Although there is no such thing as maternity insurance per se, there are supplemental hospital policies that include hospitalization due to childbirth as a covered benefit – but the policy must be in effect a full 10 months before childbirth is an eligible hospitalization. These policies cost on the order of $50 per month and pay mom on the order of $1600 to $2200 for a typical normal delivery with 2 days of hospital confinement. Should the newborn be admitted to the NICU (12% are) then by law the newborn may be added to the policy retroactive to the moment of birth.
Until early 2011, Aflac allowed the stacking of two of their plans, but that is no longer the case — the applicant must choose one or the other (I’ve noticed some competitor sites have not been updated to reflect this change). People who were smart enough to obtain both policies can keep them. ICU coverage may and should be added, either as a separate plan (Aflac) or rider (Humana).
It is possible to stack a plan from another company as well, e.g. Humana. However, these plans are disappearing (because they work!). Case in point – Utah. Humana no longer offers its Hospital Cash Plan in Utah. An Aflac plan may be obtained in Utah through a payroll account, but it may not include the initial hospitalization rider, wherein lies most of the benefit for a short period of confinement. Otherwise, for a Utahn to obtain a supplemental plan with significant maternity benefits, she would need to be on an Aflac group account outside of Utah; or have obtained the plan (Aflac or Humana) while a resident of another state*. This raises another issue – that of dropping the plan either intentionally or unintentionally.

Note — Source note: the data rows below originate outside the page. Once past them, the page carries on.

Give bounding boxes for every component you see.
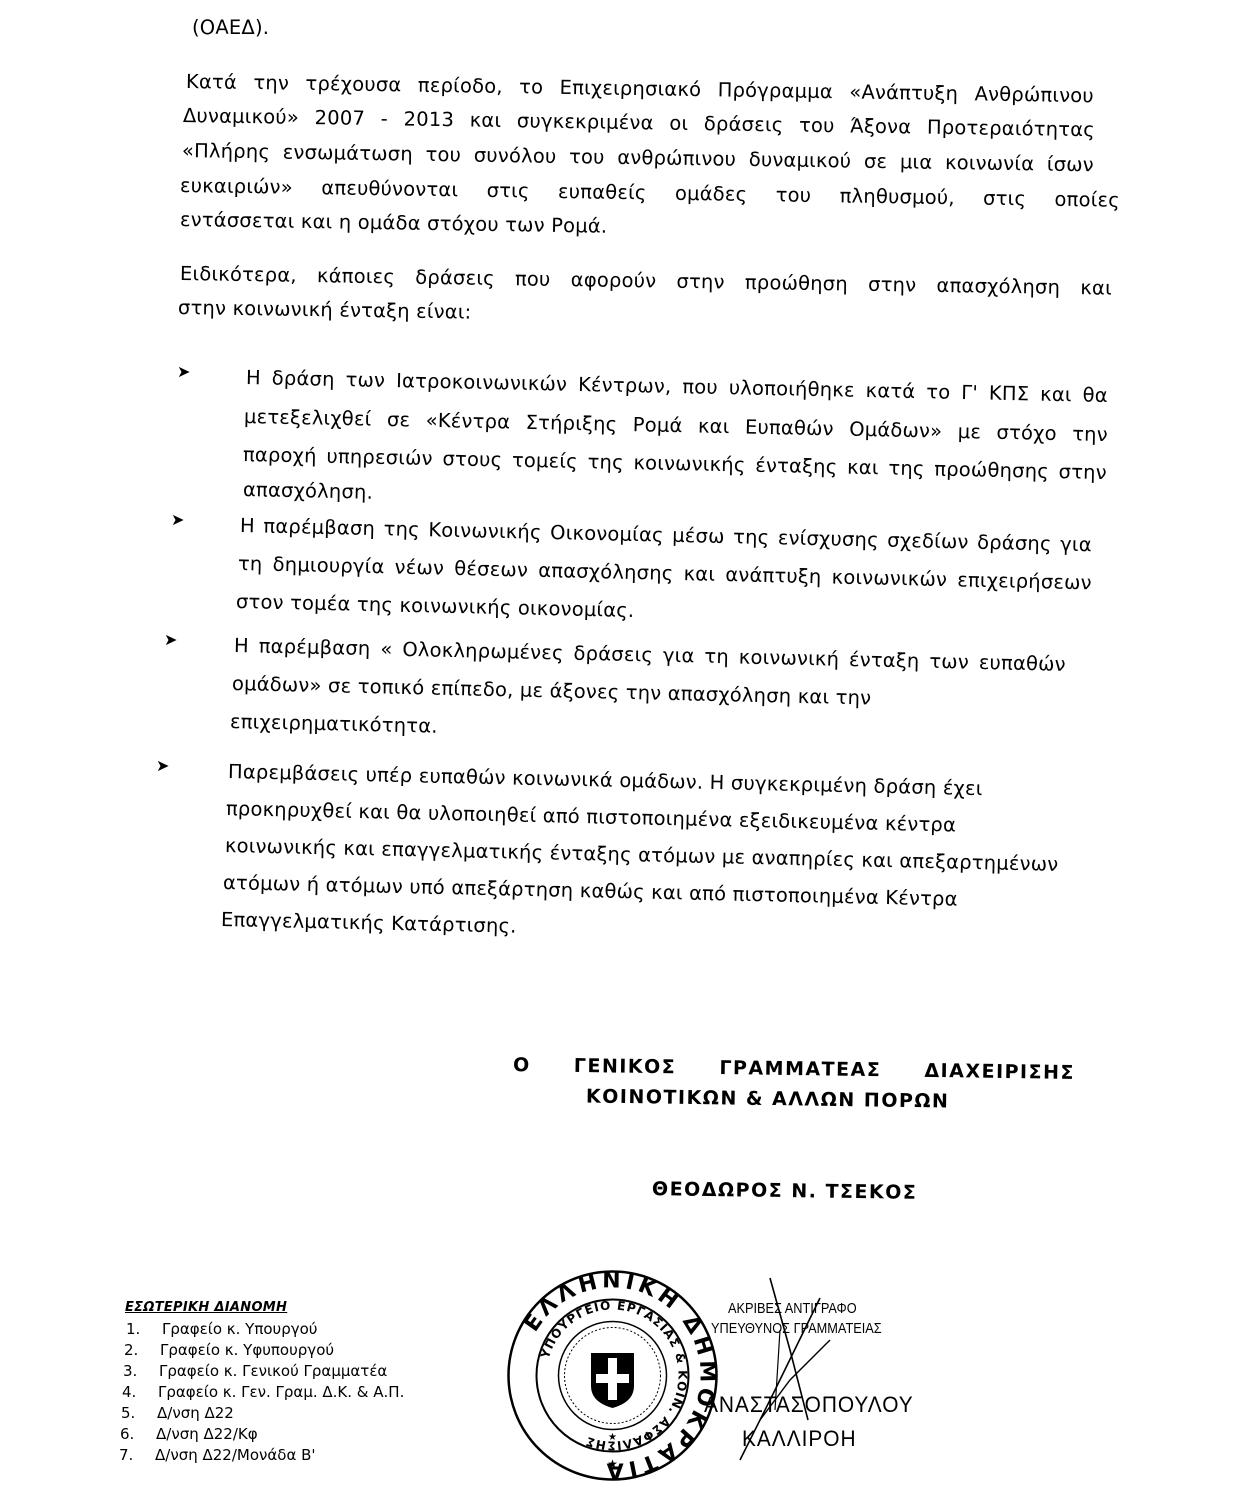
signature-title-line-1: Ο ΓΕΝΙΚΟΣ ΓΡΑΜΜΑΤΕΑΣ ΔΙΑΧΕΙΡΙΣΗΣ (513, 1054, 1075, 1084)
paragraph-line: Κατά την τρέχουσα περίοδο, το Επιχειρησι… (186, 70, 1094, 107)
bullet-line: προκηρυχθεί και θα υλοποιηθεί από πιστοπ… (226, 797, 957, 837)
bullet-line: απασχόληση. (243, 478, 373, 504)
handwritten-signature-icon (700, 1270, 900, 1470)
bullet-line: ομάδων» σε τοπικό επίπεδο, με άξονες την… (232, 672, 872, 710)
distribution-title: ΕΣΩΤΕΡΙΚΗ ΔΙΑΝΟΜΗ (125, 1300, 287, 1315)
distribution-item: 1.Γραφείο κ. Υπουργού (126, 1320, 317, 1338)
signature-title-line-2: ΚΟΙΝΟΤΙΚΩΝ & ΑΛΛΩΝ ΠΟΡΩΝ (586, 1085, 950, 1112)
official-stamp: ΕΛΛΗΝΙΚΗ ΔΗΜΟΚΡΑΤΙΑ ΥΠΟΥΡΓΕΙΟ ΕΡΓΑΣΙΑΣ &… (505, 1268, 720, 1483)
bullet-line: επιχειρηματικότητα. (230, 710, 438, 738)
signature-word: ΔΙΑΧΕΙΡΙΣΗΣ (924, 1060, 1075, 1084)
bullet-line: Η παρέμβαση της Κοινωνικής Οικονομίας μέ… (240, 514, 1092, 556)
distribution-item: 4.Γραφείο κ. Γεν. Γραμ. Δ.Κ. & Α.Π. (122, 1383, 404, 1401)
bullet-line: στον τομέα της κοινωνικής οικονομίας. (236, 590, 635, 622)
paragraph-line: Δυναμικού» 2007 - 2013 και συγκεκριμένα … (183, 104, 1095, 141)
distribution-item: 7.Δ/νση Δ22/Μονάδα Β' (119, 1446, 316, 1464)
bullet-line: ατόμων ή ατόμων υπό απεξάρτηση καθώς και… (223, 871, 958, 911)
paragraph-line: ευκαιριών» απευθύνονται στις ευπαθείς ομ… (180, 174, 1120, 212)
bullet-line: κοινωνικής και επαγγελματικής ένταξης ατ… (225, 834, 1059, 876)
stamp-star-icon: ★ (607, 1457, 618, 1471)
bullet-line: Παρεμβάσεις υπέρ ευπαθών κοινωνικά ομάδω… (228, 760, 983, 800)
signature-word: ΓΡΑΜΜΑΤΕΑΣ (719, 1057, 881, 1081)
signature-word: Ο (513, 1054, 531, 1076)
paragraph-line: Ειδικότερα, κάποιες δράσεις που αφορούν … (180, 262, 1112, 300)
bullet-line: παροχή υπηρεσιών στους τομείς της κοινων… (243, 443, 1107, 484)
stamp-star-icon: ★ (608, 1432, 617, 1443)
bullet-line: μετεξελιχθεί σε «Κέντρα Στήριξης Ρομά κα… (244, 405, 1108, 446)
signatory-name: ΘΕΟΔΩΡΟΣ Ν. ΤΣΕΚΟΣ (652, 1178, 918, 1204)
bullet-line: Η δράση των Ιατροκοινωνικών Κέντρων, που… (246, 366, 1108, 407)
bullet-line: Η παρέμβαση « Ολοκληρωμένες δράσεις για … (234, 634, 1066, 676)
bullet-line: τη δημιουργία νέων θέσεων απασχόλησης κα… (238, 552, 1092, 594)
distribution-item: 2.Γραφείο κ. Υφυπουργού (124, 1341, 334, 1359)
greek-coat-of-arms-icon (591, 1353, 634, 1408)
arrowhead-bullet-icon: ➤ (164, 630, 177, 649)
arrowhead-bullet-icon: ➤ (171, 510, 184, 529)
paragraph-line: «Πλήρης ενσωμάτωση του συνόλου του ανθρώ… (182, 139, 1094, 176)
arrowhead-bullet-icon: ➤ (156, 756, 169, 775)
document-page: (ΟΑΕΔ). Κατά την τρέχουσα περίοδο, το Επ… (0, 0, 1250, 1496)
paragraph-line: στην κοινωνική ένταξη είναι: (178, 296, 472, 324)
opening-fragment: (ΟΑΕΔ). (192, 16, 269, 39)
paragraph-line: εντάσσεται και η ομάδα στόχου των Ρομά. (180, 208, 608, 238)
distribution-item: 6.Δ/νση Δ22/Κφ (120, 1425, 258, 1443)
signature-word: ΓΕΝΙΚΟΣ (574, 1055, 677, 1078)
distribution-item: 3.Γραφείο κ. Γενικού Γραμματέα (123, 1362, 387, 1380)
distribution-item: 5.Δ/νση Δ22 (121, 1404, 234, 1422)
bullet-line: Επαγγελματικής Κατάρτισης. (221, 908, 517, 938)
arrowhead-bullet-icon: ➤ (177, 362, 190, 381)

It is imperative to work with your producer (agent) in order to make informed decisions. Some people cancel or lapse their plans after delivery without considering the consequences. Once obtained the policies may be kept for as long as the policyholder wants. Aflac policies obtained via payroll deduction may be ported with no change in premium. But should the insured cancel, it is not guaranteed that the insured could obtain the policy again. This is especially important if the newborn was admitted to the NICU. Depending on the situation, that child might not qualify for that supplemental policy again. Likewise, the child might have a hard time getting major medical or life insurance coverage, which elevates the importance of the supplement policy the child could have kept.
Bottom line: plan ahead and consult your producer before making changes to your plans (or moving to Utah).
* Not available in all states, and the list changes – another reason to work with an appropriately licensed producer.